1. The leverage architecture
The legal stack now in place is more aggressive than most observers realize, and it is doing real work.
On January 14, 2026, the administration issued Presidential Proclamation 11002, imposing a 25 percent ad valorem tariff under Section 232 of the Trade Expansion Act on a narrow category of advanced semiconductor imports. The scope is narrow by design, targeting advanced AI accelerator chips meeting defined performance thresholds, hitting the Nvidia H200 and AMD MI325X by name, while exempting US data centers, startups, R&D applications, and chips imported to support the domestic supply chain buildout. This is a chisel aimed precisely at the high-margin slice of the import market, where the leverage is highest and the political cost is lowest.
The tariff is paired with a bilateral mechanism. Taiwanese firms building new fabs on US soil can export specified quantities of chips without paying Section 232 duties, and South Korea was negotiating similar terms by mid-January. The combined tariff-plus-exemption structure is the same negotiating mechanism Trump used in the first administration with Mexico and Canada, scaled up to the largest industrial dependency in the global economy, and it is working. The renegotiated US-Taiwan trade deal commits Taiwanese firms to more than $250 billion in US investment commitments, with TSMC’s own commitment now at $165 billion, expanded from the initial $65 billion announced under the Biden administration. The Arizona project has grown to six fabs, two advanced packaging facilities, and a domestic R&D center.
The equity model is the third piece. In August 2025, the administration converted Intel’s CHIPS Act grants and Secure Enclave funds into a 9.9 percent ownership stake, acquiring 433.3 million primary shares at $20.47 per share for a total investment of $8.9 billion. After Intel’s Q1 2026 earnings beat, that stake has appreciated substantially, on the order of $36 billion at recent stock prices. The administration has become an official shareholder, and it structured a completely different deal with TSMC because TSMC had leverage Intel did not. Different leverage produces different deal structures, and the two together are a working model for how to convert subsidy dollars into strategic alignment.
The fourth piece is Pax Silica, and it is the piece that almost nobody outside policy circles has fully internalized.

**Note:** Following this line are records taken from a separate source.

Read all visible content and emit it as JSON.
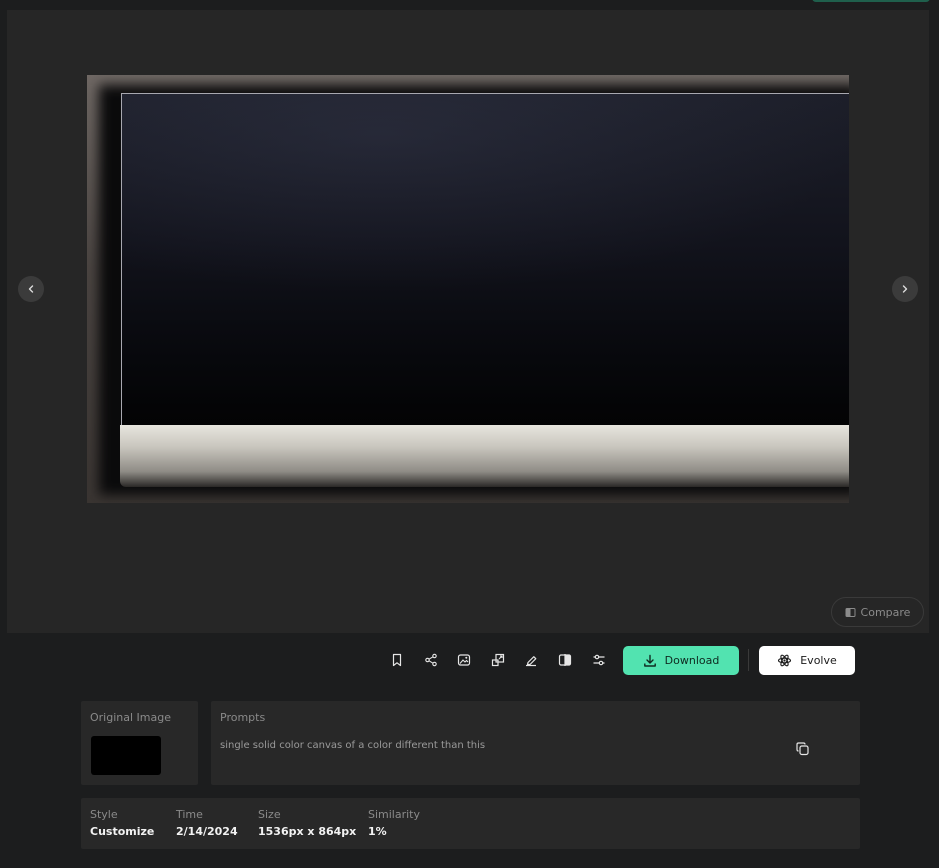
{
  "viewer": {
    "compare_label": "Compare",
    "prev_icon": "chevron-left-icon",
    "next_icon": "chevron-right-icon"
  },
  "toolbar": {
    "icons": [
      "bookmark-icon",
      "share-icon",
      "image-icon",
      "upscale-icon",
      "erase-icon",
      "compare-split-icon",
      "sliders-icon"
    ],
    "download_label": "Download",
    "evolve_label": "Evolve",
    "download_color": "#52e3b0"
  },
  "original": {
    "label": "Original Image"
  },
  "prompts": {
    "label": "Prompts",
    "text": "single solid color canvas of a color different than this"
  },
  "meta": {
    "style": {
      "label": "Style",
      "value": "Customize"
    },
    "time": {
      "label": "Time",
      "value": "2/14/2024"
    },
    "size": {
      "label": "Size",
      "value": "1536px x 864px"
    },
    "similarity": {
      "label": "Similarity",
      "value": "1%"
    }
  }
}
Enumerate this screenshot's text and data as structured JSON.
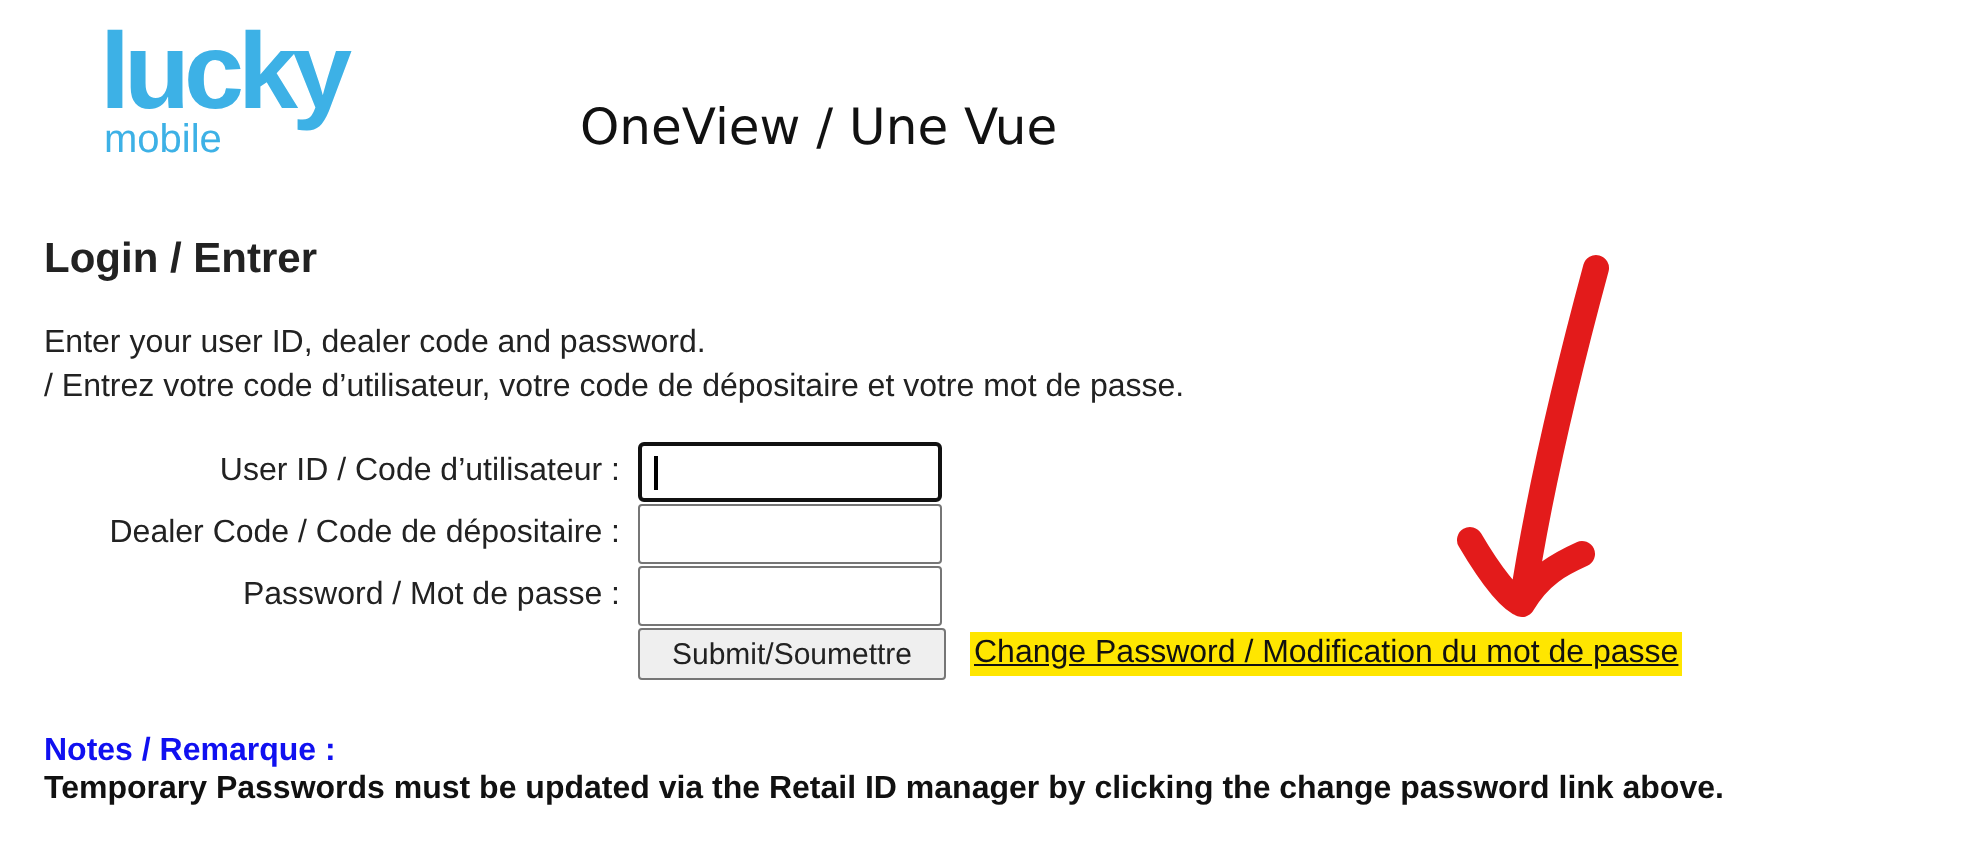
{
  "logo": {
    "wordmark": "lucky",
    "subtitle": "mobile"
  },
  "header": {
    "title": "OneView / Une Vue"
  },
  "login": {
    "heading": "Login / Entrer",
    "instructions": [
      "Enter your user ID, dealer code and password.",
      "/ Entrez votre code d’utilisateur, votre code de dépositaire et votre mot de passe."
    ],
    "fields": [
      {
        "label": "User ID / Code d’utilisateur :",
        "focused": true
      },
      {
        "label": "Dealer Code / Code de dépositaire :",
        "focused": false
      },
      {
        "label": "Password / Mot de passe :",
        "focused": false
      }
    ],
    "submit_button": "Submit/Soumettre",
    "change_password_link": {
      "label": "Change Password / Modification du mot de passe",
      "highlighted": true
    }
  },
  "notes": {
    "heading": "Notes / Remarque :",
    "text": "Temporary Passwords must be updated via the Retail ID manager by clicking the change password link above."
  }
}
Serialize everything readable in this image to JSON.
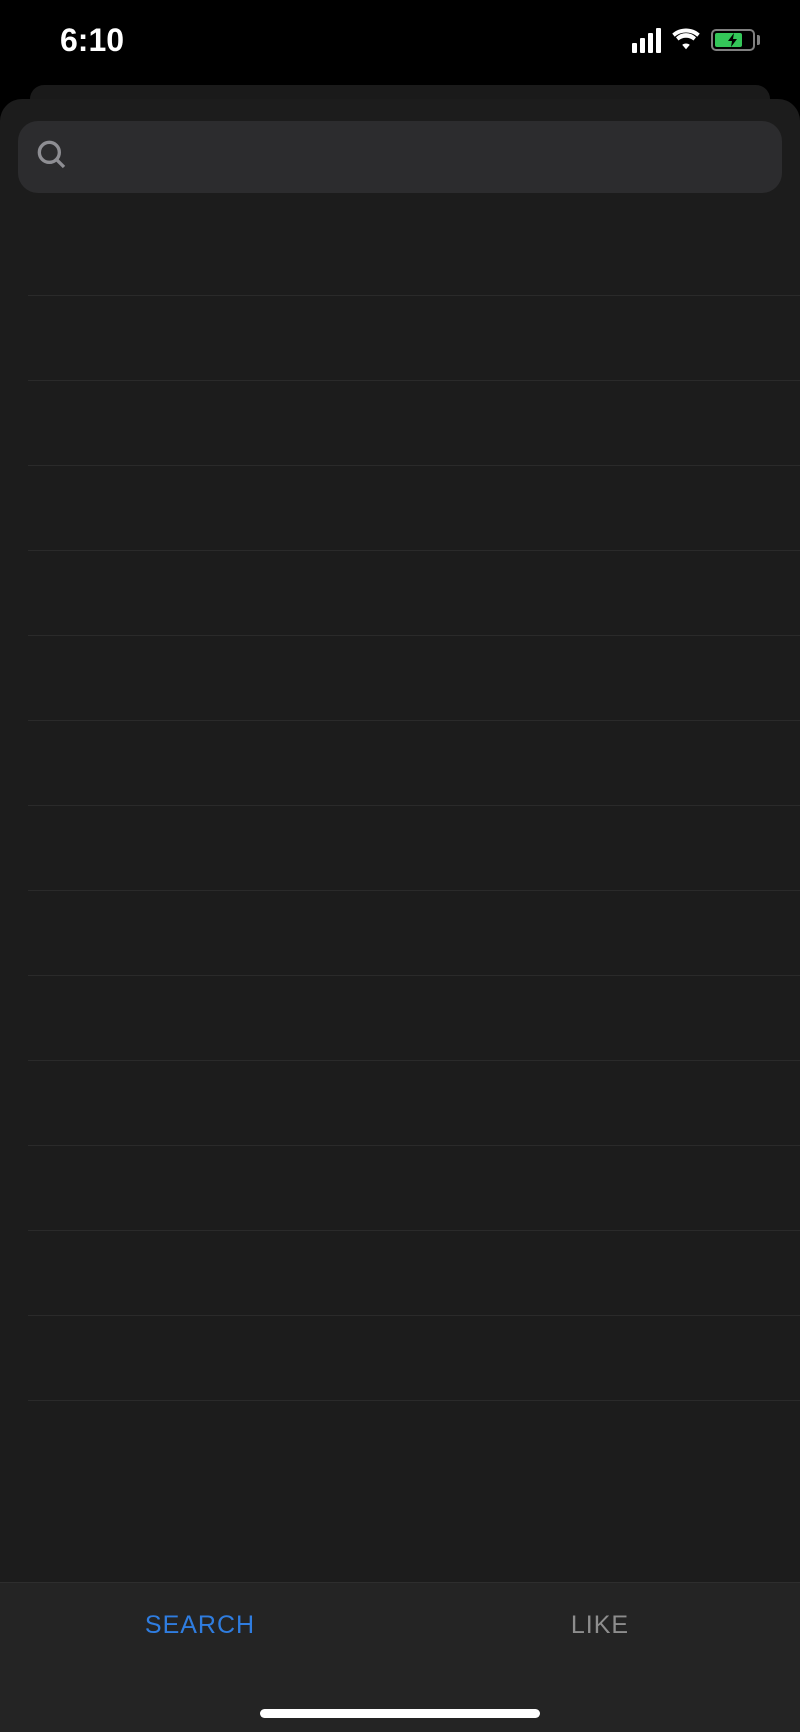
{
  "status_bar": {
    "time": "6:10"
  },
  "search": {
    "placeholder": ""
  },
  "list": {
    "rows": [
      "",
      "",
      "",
      "",
      "",
      "",
      "",
      "",
      "",
      "",
      "",
      "",
      "",
      ""
    ]
  },
  "tabs": {
    "search": "SEARCH",
    "like": "LIKE",
    "active": "search"
  }
}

2. Pax Silica: why the network beats the fortress
The administration established Pax Silica at a US-led summit in Washington on December 12, 2025, as a positive-sum, multinational coalition designed to secure the AI supply chain across trusted partner nations. Founding signatories were the US, Japan, South Korea, Australia, Singapore, Israel, the UK, Greece, Qatar, and the UAE, with India joining in February 2026 and the Philippines becoming the thirteenth member in April. Under Secretary of State Jacob Helberg is the public face of the framework, which integrates critical mineral extraction, semiconductor fabrication, logistical networks, and compute infrastructure under a single diplomatic and economic umbrella.